Does Geant4 Account for Internal Structures within a Sensitive Detector Volume?

Greetings,

I am currently working on a project involving the sterilisation of materials using X-ray and electron beam (e-beam) irradiation. As part of this study, I have constructed a sample target package comprising various materials (such as air, plastic, wood, and paper), resembling a typical heterogeneous shipment or product container.

To evaluate the energy deposition and absorbed dose within the package, I defined a cubic volume of air to serve as the mother volume, and designated this volume as a sensitive detector. The entire sample package—containing all the aforementioned materials—is placed entirely within this cubic air mother volume.

My question is the following:

When I retrieve the energy deposition and absorbed dose values associated with this mother volume (i.e., the cubic air volume designated as the sensitive detector), does Geant4 correctly account for the presence of the complex internal structure (i.e., the different materials of the sample target) within this volume? Or is the reported energy deposition only associated with interactions occurring within the air of the mother volume, ignoring what happens within the embedded materials?

I would appreciate clarification on whether Geant4’s sensitive detector mechanism in this context captures the full physical interactions within the contained geometries.


Basically this - the SD will only be triggered by steps in the LV to which it is attached. Steps in any daughter volumes of an LV are in separate LVs.

Thank you for your reply. I also think this is the case because when I shoot a 7 MeV electron in the package and all of it gets absorbed, I am supposed to get 7 MeV energy deposition, but I get a lower amount like 0.08 MeV. That because electron beam gets absorbed by the plastic materials I have in my package not the actual mother volume which is air.

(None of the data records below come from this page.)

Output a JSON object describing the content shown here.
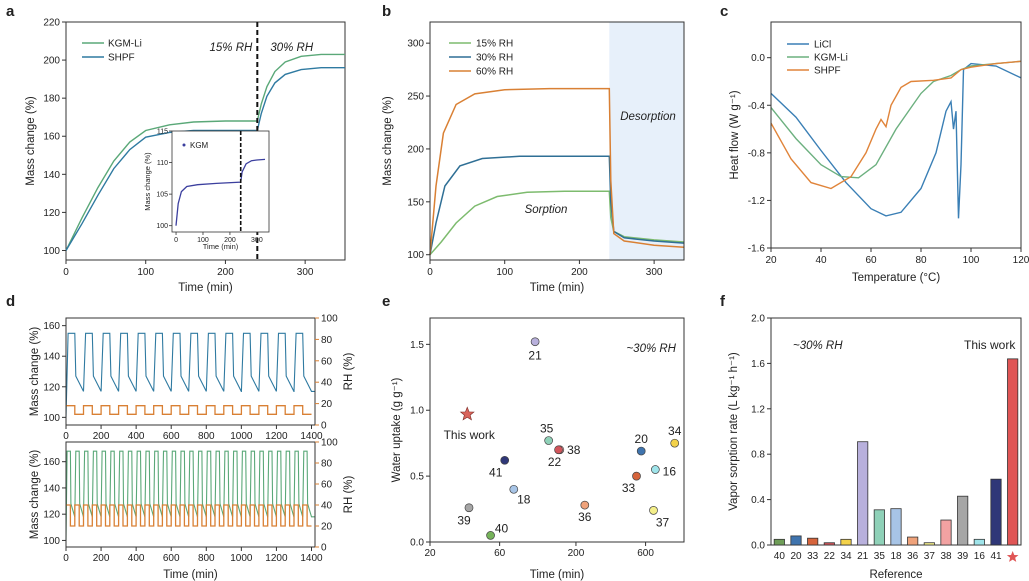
{
  "chart_data": [
    {
      "id": "a",
      "type": "line",
      "panel_label": "a",
      "xlabel": "Time (min)",
      "ylabel": "Mass change (%)",
      "xlim": [
        0,
        350
      ],
      "ylim": [
        95,
        220
      ],
      "xticks": [
        0,
        100,
        200,
        300
      ],
      "yticks": [
        100,
        120,
        140,
        160,
        180,
        200,
        220
      ],
      "annotations": [
        "15% RH",
        "30% RH"
      ],
      "divider_x": 240,
      "series": [
        {
          "name": "KGM-Li",
          "color": "#5aa878",
          "points": [
            [
              0,
              100
            ],
            [
              20,
              117
            ],
            [
              40,
              133
            ],
            [
              60,
              147
            ],
            [
              80,
              157
            ],
            [
              100,
              163
            ],
            [
              130,
              166
            ],
            [
              160,
              167.5
            ],
            [
              200,
              168
            ],
            [
              240,
              168
            ],
            [
              245,
              177
            ],
            [
              252,
              186
            ],
            [
              262,
              194
            ],
            [
              275,
              199
            ],
            [
              295,
              202
            ],
            [
              320,
              203
            ],
            [
              350,
              203
            ]
          ]
        },
        {
          "name": "SHPF",
          "color": "#2f7aa1",
          "points": [
            [
              0,
              100
            ],
            [
              20,
              114
            ],
            [
              40,
              129
            ],
            [
              60,
              143
            ],
            [
              80,
              153
            ],
            [
              100,
              159.5
            ],
            [
              130,
              162
            ],
            [
              160,
              163
            ],
            [
              200,
              163
            ],
            [
              240,
              163
            ],
            [
              245,
              172
            ],
            [
              252,
              181
            ],
            [
              262,
              188
            ],
            [
              275,
              192.5
            ],
            [
              295,
              195
            ],
            [
              320,
              196
            ],
            [
              350,
              196
            ]
          ]
        }
      ],
      "inset": {
        "legend": "KGM",
        "xlabel": "Time (min)",
        "ylabel": "Mass change (%)",
        "xlim": [
          -15,
          345
        ],
        "ylim": [
          99,
          115
        ],
        "xticks": [
          0,
          100,
          200,
          300
        ],
        "yticks": [
          100,
          105,
          110,
          115
        ],
        "color": "#3b3f9e",
        "points": [
          [
            0,
            100
          ],
          [
            8,
            103.5
          ],
          [
            20,
            105.4
          ],
          [
            40,
            106.2
          ],
          [
            80,
            106.5
          ],
          [
            150,
            106.7
          ],
          [
            240,
            106.9
          ],
          [
            245,
            108.5
          ],
          [
            260,
            109.8
          ],
          [
            280,
            110.3
          ],
          [
            300,
            110.4
          ],
          [
            330,
            110.5
          ]
        ]
      }
    },
    {
      "id": "b",
      "type": "line",
      "panel_label": "b",
      "xlabel": "Time (min)",
      "ylabel": "Mass change (%)",
      "xlim": [
        0,
        340
      ],
      "ylim": [
        95,
        320
      ],
      "xticks": [
        0,
        100,
        200,
        300
      ],
      "yticks": [
        100,
        150,
        200,
        250,
        300
      ],
      "shaded_from": 240,
      "annotations": [
        "Desorption",
        "Sorption"
      ],
      "series": [
        {
          "name": "15% RH",
          "color": "#7dbb6e",
          "points": [
            [
              0,
              100
            ],
            [
              15,
              112
            ],
            [
              35,
              130
            ],
            [
              60,
              146
            ],
            [
              90,
              155
            ],
            [
              130,
              159
            ],
            [
              180,
              160
            ],
            [
              240,
              160
            ],
            [
              242,
              135
            ],
            [
              246,
              122
            ],
            [
              260,
              117
            ],
            [
              300,
              114
            ],
            [
              340,
              112
            ]
          ]
        },
        {
          "name": "30% RH",
          "color": "#2f6f95",
          "points": [
            [
              0,
              100
            ],
            [
              8,
              130
            ],
            [
              20,
              165
            ],
            [
              40,
              184
            ],
            [
              70,
              191
            ],
            [
              120,
              193
            ],
            [
              180,
              193
            ],
            [
              240,
              193
            ],
            [
              242,
              150
            ],
            [
              246,
              122
            ],
            [
              260,
              116
            ],
            [
              300,
              113
            ],
            [
              340,
              111
            ]
          ]
        },
        {
          "name": "60% RH",
          "color": "#d98034",
          "points": [
            [
              0,
              100
            ],
            [
              8,
              165
            ],
            [
              18,
              215
            ],
            [
              35,
              242
            ],
            [
              60,
              252
            ],
            [
              100,
              256
            ],
            [
              160,
              257
            ],
            [
              240,
              257
            ],
            [
              242,
              170
            ],
            [
              246,
              120
            ],
            [
              260,
              113
            ],
            [
              300,
              109
            ],
            [
              340,
              107
            ]
          ]
        }
      ]
    },
    {
      "id": "c",
      "type": "line",
      "panel_label": "c",
      "xlabel": "Temperature (°C)",
      "ylabel": "Heat flow (W g⁻¹)",
      "xlim": [
        20,
        120
      ],
      "ylim": [
        -1.6,
        0.3
      ],
      "xticks": [
        20,
        40,
        60,
        80,
        100,
        120
      ],
      "yticks": [
        "0.0",
        "-0.4",
        "-0.8",
        "-1.2",
        "-1.6"
      ],
      "series": [
        {
          "name": "LiCl",
          "color": "#3a7fb5",
          "points": [
            [
              20,
              -0.3
            ],
            [
              30,
              -0.5
            ],
            [
              40,
              -0.78
            ],
            [
              50,
              -1.05
            ],
            [
              60,
              -1.27
            ],
            [
              66,
              -1.33
            ],
            [
              72,
              -1.3
            ],
            [
              80,
              -1.1
            ],
            [
              86,
              -0.8
            ],
            [
              90,
              -0.45
            ],
            [
              92,
              -0.37
            ],
            [
              93,
              -0.6
            ],
            [
              94,
              -0.45
            ],
            [
              95,
              -1.35
            ],
            [
              96,
              -0.9
            ],
            [
              97,
              -0.1
            ],
            [
              100,
              -0.05
            ],
            [
              110,
              -0.07
            ],
            [
              120,
              -0.17
            ]
          ]
        },
        {
          "name": "KGM-Li",
          "color": "#6cb07f",
          "points": [
            [
              20,
              -0.42
            ],
            [
              30,
              -0.68
            ],
            [
              40,
              -0.9
            ],
            [
              48,
              -1.0
            ],
            [
              55,
              -1.01
            ],
            [
              62,
              -0.9
            ],
            [
              70,
              -0.6
            ],
            [
              76,
              -0.42
            ],
            [
              80,
              -0.3
            ],
            [
              85,
              -0.2
            ],
            [
              92,
              -0.15
            ],
            [
              96,
              -0.1
            ],
            [
              100,
              -0.07
            ],
            [
              110,
              -0.05
            ],
            [
              120,
              -0.03
            ]
          ]
        },
        {
          "name": "SHPF",
          "color": "#e0843a",
          "points": [
            [
              20,
              -0.55
            ],
            [
              28,
              -0.85
            ],
            [
              36,
              -1.05
            ],
            [
              44,
              -1.1
            ],
            [
              52,
              -1.0
            ],
            [
              58,
              -0.8
            ],
            [
              62,
              -0.6
            ],
            [
              64,
              -0.52
            ],
            [
              66,
              -0.58
            ],
            [
              68,
              -0.4
            ],
            [
              72,
              -0.25
            ],
            [
              76,
              -0.2
            ],
            [
              85,
              -0.19
            ],
            [
              92,
              -0.17
            ],
            [
              96,
              -0.1
            ],
            [
              100,
              -0.08
            ],
            [
              110,
              -0.05
            ],
            [
              120,
              -0.03
            ]
          ]
        }
      ]
    },
    {
      "id": "d",
      "type": "line",
      "panel_label": "d",
      "xlabel": "Time (min)",
      "ylabel": "Mass change (%)",
      "ylabel_right": "RH (%)",
      "xlim": [
        0,
        1420
      ],
      "xticks": [
        0,
        200,
        400,
        600,
        800,
        1000,
        1200,
        1400
      ],
      "top": {
        "ylim": [
          95,
          165
        ],
        "yticks": [
          100,
          120,
          140,
          160
        ],
        "rh_ticks": [
          0,
          20,
          40,
          60,
          80,
          100
        ],
        "cycles": 14,
        "period": 100,
        "high_min": 42,
        "high_max": 18,
        "peak": 155,
        "base": 117,
        "start": 100,
        "color": "#2f7aa1",
        "rh_color": "#d98034"
      },
      "bottom": {
        "ylim": [
          95,
          175
        ],
        "yticks": [
          100,
          120,
          140,
          160
        ],
        "rh_ticks": [
          0,
          20,
          40,
          60,
          80,
          100
        ],
        "cycles": 28,
        "period": 50,
        "high_max": 40,
        "high_min": 20,
        "peak": 168,
        "base": 118,
        "start": 100,
        "color": "#5aa878",
        "rh_color": "#d98034"
      }
    },
    {
      "id": "e",
      "type": "scatter",
      "panel_label": "e",
      "xlabel": "Time (min)",
      "ylabel": "Water uptake (g g⁻¹)",
      "xscale": "log",
      "xlim": [
        20,
        1100
      ],
      "ylim": [
        0,
        1.7
      ],
      "xticks": [
        20,
        60,
        200,
        600
      ],
      "yticks": [
        "0.0",
        "0.5",
        "1.0",
        "1.5"
      ],
      "annotation": "~30% RH",
      "this_work": {
        "label": "This work",
        "x": 36,
        "y": 0.97
      },
      "points": [
        {
          "ref": "21",
          "x": 105,
          "y": 1.52,
          "color": "#b8b0dc"
        },
        {
          "ref": "35",
          "x": 130,
          "y": 0.77,
          "color": "#8fd1b8"
        },
        {
          "ref": "38",
          "x": 155,
          "y": 0.7,
          "color": "#f2a2a2"
        },
        {
          "ref": "22",
          "x": 152,
          "y": 0.7,
          "color": "#d1555b"
        },
        {
          "ref": "20",
          "x": 560,
          "y": 0.69,
          "color": "#3f74ae"
        },
        {
          "ref": "34",
          "x": 950,
          "y": 0.75,
          "color": "#f3d24a"
        },
        {
          "ref": "41",
          "x": 65,
          "y": 0.62,
          "color": "#2f3778"
        },
        {
          "ref": "16",
          "x": 700,
          "y": 0.55,
          "color": "#9fe4ea"
        },
        {
          "ref": "33",
          "x": 520,
          "y": 0.5,
          "color": "#d6643c"
        },
        {
          "ref": "18",
          "x": 75,
          "y": 0.4,
          "color": "#a7c4e6"
        },
        {
          "ref": "39",
          "x": 37,
          "y": 0.26,
          "color": "#a6a6a6"
        },
        {
          "ref": "36",
          "x": 230,
          "y": 0.28,
          "color": "#efa27a"
        },
        {
          "ref": "37",
          "x": 680,
          "y": 0.24,
          "color": "#f4ef8a"
        },
        {
          "ref": "40",
          "x": 52,
          "y": 0.05,
          "color": "#76b35a"
        }
      ]
    },
    {
      "id": "f",
      "type": "bar",
      "panel_label": "f",
      "xlabel": "Reference",
      "ylabel": "Vapor sorption rate (L kg⁻¹ h⁻¹)",
      "ylim": [
        0,
        2.0
      ],
      "yticks": [
        "0.0",
        "0.4",
        "0.8",
        "1.2",
        "1.6",
        "2.0"
      ],
      "annotation": "~30% RH",
      "this_work_label": "This work",
      "categories": [
        "40",
        "20",
        "33",
        "22",
        "34",
        "21",
        "35",
        "18",
        "36",
        "37",
        "38",
        "39",
        "16",
        "41",
        "★"
      ],
      "values": [
        0.05,
        0.08,
        0.06,
        0.02,
        0.05,
        0.91,
        0.31,
        0.32,
        0.07,
        0.02,
        0.22,
        0.43,
        0.05,
        0.58,
        1.64
      ],
      "colors": [
        "#6f9e58",
        "#3f74ae",
        "#d6643c",
        "#d1555b",
        "#f3d24a",
        "#b8b0dc",
        "#8fd1b8",
        "#a7c4e6",
        "#efa27a",
        "#f4ef8a",
        "#f2a2a2",
        "#a6a6a6",
        "#9fe4ea",
        "#2f3778",
        "#e05555"
      ]
    }
  ]
}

Is there any simple and straight forward way to consider the whole package as sensitive detector by wrapping a virtual detector around it?

You can’t just make “the whole package” an SD.

  • If you don’t care where the absorption happens, maybe you want to use a simpler command-line (macro based) scorer instead?
  • You could attach an SD (even the same SD code, but you’ll have to extend it to record volume info!) to each volume in your geometry.
  • You could use SteppingAction instead of an SD, which gets called on every step, regardless of volume.

So, I preserved my previous SensitiveDetector codes but in my DetectorConstruction.cc, I did the following,

void DetectorConstruction::ConstructSDandField()
{
    SensitiveDetector *detector = new SensitiveDetector("Virtual Senstivive Detector");
    G4SDManager::GetSDMpointer()->AddNewDetector(detector);
//These are logical volumes elements inside of my package, I removed my mother volume container which was wrapped around it.
    sampleLogic->SetSensitiveDetector(detector);
    foamLogic  ->SetSensitiveDetector(detector);
    shellLogic ->SetSensitiveDetector(detector);
}

Below is my previous code,

void DetectorConstruction::ConstructSDandField()
{
    SensitiveDetector *detector = new SensitiveDetector("Virtual Senstivive Detector");
    G4SDManager::GetSDMpointer()->AddNewDetector(detector);
//This was the air mother volume wrapped around my package..
    containerLV->SetSensitiveDetector(detector);
}

So, as you see, I assigned all logical elements inside of my package instead of the mother volume container.

Now for a 7 MeV electron exiting from a titanium exit-window, I get a 6.5 MeV absorption which is reasonable. Now I just want to make sure, is this approach correct?

This will come down to preference. One thing to consider is that G4Regions can include any number of possibly dissimilar volumes including of dissimilar materials. So you could also include all the active elements in a “DetectorRegion” region (and exclude the container LV). Then in your sensitive detector you can check if you are in that region, being careful to handle the null case, and just return early if you are not.

Considering that your container is air it is unlikely you will get many interactions but that method above would do it and not require adding additional ntuple fields.

It’s not incorrect :slight_smile: Having the separate SD registrations very marginally increases CPU time, because the SteppingManager has to check the volume and pass the step into the (same) SD each time. With SteppingAction, you’d avoid that, but since it’s basically nothing but an if-call statement, it’s tiny compared to everything else going on.

One advantage to this construction is that if you decide, in the future, to have different SD’s (maybe storing different information) for each of your volumes, you already have the scaffolding in place.